How does Obama’s tax plan effect small business?
Posted by Jason Kruger on November 26, 2008 in Financial Services [ 0 Comments ]
Now that the November elections have come to a close and all of the politicking is over, we can finally sit back and divulge or at least try to comprehend what changes might be in store for us in the coming years. As you would expect, local, regional, and global tax and professional service firms are diving into any information that is available in an attempt to predict what the country’s income tax future may hold. One of the most recognizable and respected firms is that of the Tax Policy Group of Deloitte Tax LLP, in Washington, D.C. Recently, this group issued “Tax policy decisions ahead – President-elect Obama’s call for change”, which focuses on the President-elect’s likely tax agenda for 2009 and 2010. According to the Deloitte study, the likely agenda for 2009 and 2010, “may unfold in two distinct pieces. The first could be tax cuts focused on economic recovery and other stimulus actions meant to address the current economic downturn. The second could be a package of tax proposals to address the longer-term issues that were raised in the campaign.” Now that we have a very broad understanding of the agenda, what does this actually mean to small business, referred by many as the “backbone” of the economy? Let’s take a look.

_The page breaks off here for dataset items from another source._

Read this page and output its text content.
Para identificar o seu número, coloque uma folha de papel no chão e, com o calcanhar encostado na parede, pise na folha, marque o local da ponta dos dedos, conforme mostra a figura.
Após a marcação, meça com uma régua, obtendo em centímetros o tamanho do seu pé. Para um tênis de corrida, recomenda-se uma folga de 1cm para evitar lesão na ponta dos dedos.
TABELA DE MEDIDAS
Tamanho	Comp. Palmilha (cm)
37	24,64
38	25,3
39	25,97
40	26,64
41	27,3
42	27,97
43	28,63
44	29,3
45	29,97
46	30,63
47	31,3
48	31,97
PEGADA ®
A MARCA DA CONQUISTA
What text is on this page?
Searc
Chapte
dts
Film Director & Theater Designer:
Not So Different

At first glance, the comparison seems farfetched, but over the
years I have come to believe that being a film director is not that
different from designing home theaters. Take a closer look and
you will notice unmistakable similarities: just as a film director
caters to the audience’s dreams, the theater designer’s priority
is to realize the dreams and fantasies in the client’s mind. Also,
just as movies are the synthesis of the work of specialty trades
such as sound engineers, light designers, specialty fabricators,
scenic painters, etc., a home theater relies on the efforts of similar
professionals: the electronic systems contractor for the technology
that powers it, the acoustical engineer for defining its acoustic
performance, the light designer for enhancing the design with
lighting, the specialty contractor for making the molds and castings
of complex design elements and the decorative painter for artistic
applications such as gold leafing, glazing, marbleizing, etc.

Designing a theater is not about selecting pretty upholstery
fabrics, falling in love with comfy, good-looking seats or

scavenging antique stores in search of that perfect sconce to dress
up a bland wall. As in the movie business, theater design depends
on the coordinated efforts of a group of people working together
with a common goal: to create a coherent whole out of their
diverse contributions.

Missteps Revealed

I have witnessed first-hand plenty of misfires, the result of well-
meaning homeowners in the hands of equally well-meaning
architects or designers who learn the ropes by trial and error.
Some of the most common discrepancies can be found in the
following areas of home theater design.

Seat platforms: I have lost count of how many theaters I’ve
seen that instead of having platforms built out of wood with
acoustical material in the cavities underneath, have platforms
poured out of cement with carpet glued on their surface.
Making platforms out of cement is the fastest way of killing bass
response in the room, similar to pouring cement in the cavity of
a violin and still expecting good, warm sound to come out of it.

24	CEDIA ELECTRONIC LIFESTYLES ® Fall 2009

The Deloitte study categorizes Obama’s business tax strategy into four broad themes. They are the following:
- Protecting and growing U.S. jobs;
- Changing how we produce and use energy;
- Restoring “fairness” to the tax code; and
- Providing quality health care.
Let’s take a further look into the categories that will have the largest impact on small businesses, “Protecting and growing U.S. jobs” and “Providing quality health care”.
-Protecting and growing U.S. jobs
President-elect Obama ran a campaign that strongly endorsed creating incentives to companies for maintaining jobs in the U.S. and limiting benefits of companies that ship jobs overseas. Based on the Deloitte study, we can come to the conclusion that there are several key incentives for small businesses as well. These include proposals to:
- Reduce the corporate tax rate for companies that start or expand operations domestically;
- Elimination of all capital gains taxes on small business investments and for startups;
- New American Jobs Tax Credit during 2009 and 2010 that would provide existing businesses that make net additions to their U.S. workforce a $3,000 refundable tax credit for each additional full-time employee hired. President-elect Obama has also proposed to extend the temporary increase in the small business expensing allowance to $250,000 through 2009.
-Providing quality health care
We have also seen President-elect Obama call for health care reform throughout his campaign. Based on the Deloitte study, most of the reform that Obama is referring to will impact the economy’s larger employers. According to the Deloitte study, Obama’s changes would create a potential mandatory contribution to the National Health Insurance Exchange for those large employers that do not offer or make a meaningful contribution to the cost of health care to their employees. Obama’s plan, however, would exempt small businesses from this requirement and they would receive a new Small Business Health Tax Credit intended to reduce their health care costs.
Now that we have an idea as to the basics surrounding Obama’s tax plan as it relates to small business, we should also quickly consider its impact on the small business owner. The good news is that if you are a single small business owner that makes less than $200,000 or married making less than $250,000, your benefits are preserved and most likely, your taxes will not increase. However, once above those thresholds, there is the possibility that taxes will increase for the higher tax brackets. There have been recent discussions that suggest that Obama will not be making any changes to the existing tax structure in 2009 and will instead wait until the Bush tax plan expires in 2010. There is fear that the sluggish economy will take longer to recover if taxes are raised at any level. These questions will most likely be answered fairly shortly after the President-elect takes office. As a San Diego accounting firm, we can recommend that it is always best to consult with your tax advisor over any questions that you may have. In San Diego alone, there are plenty of San Diego accountants, CPAs, and accounting firms of which to choose from.
The common perception among small business owners is that the tax environment proves more challenging with a Democratic President in office. However, with the current state of the economy, the President and Congress will be hesitant to raise taxes on the economy’s “backbone”. As a result, small businesses may catch a break… in the short term.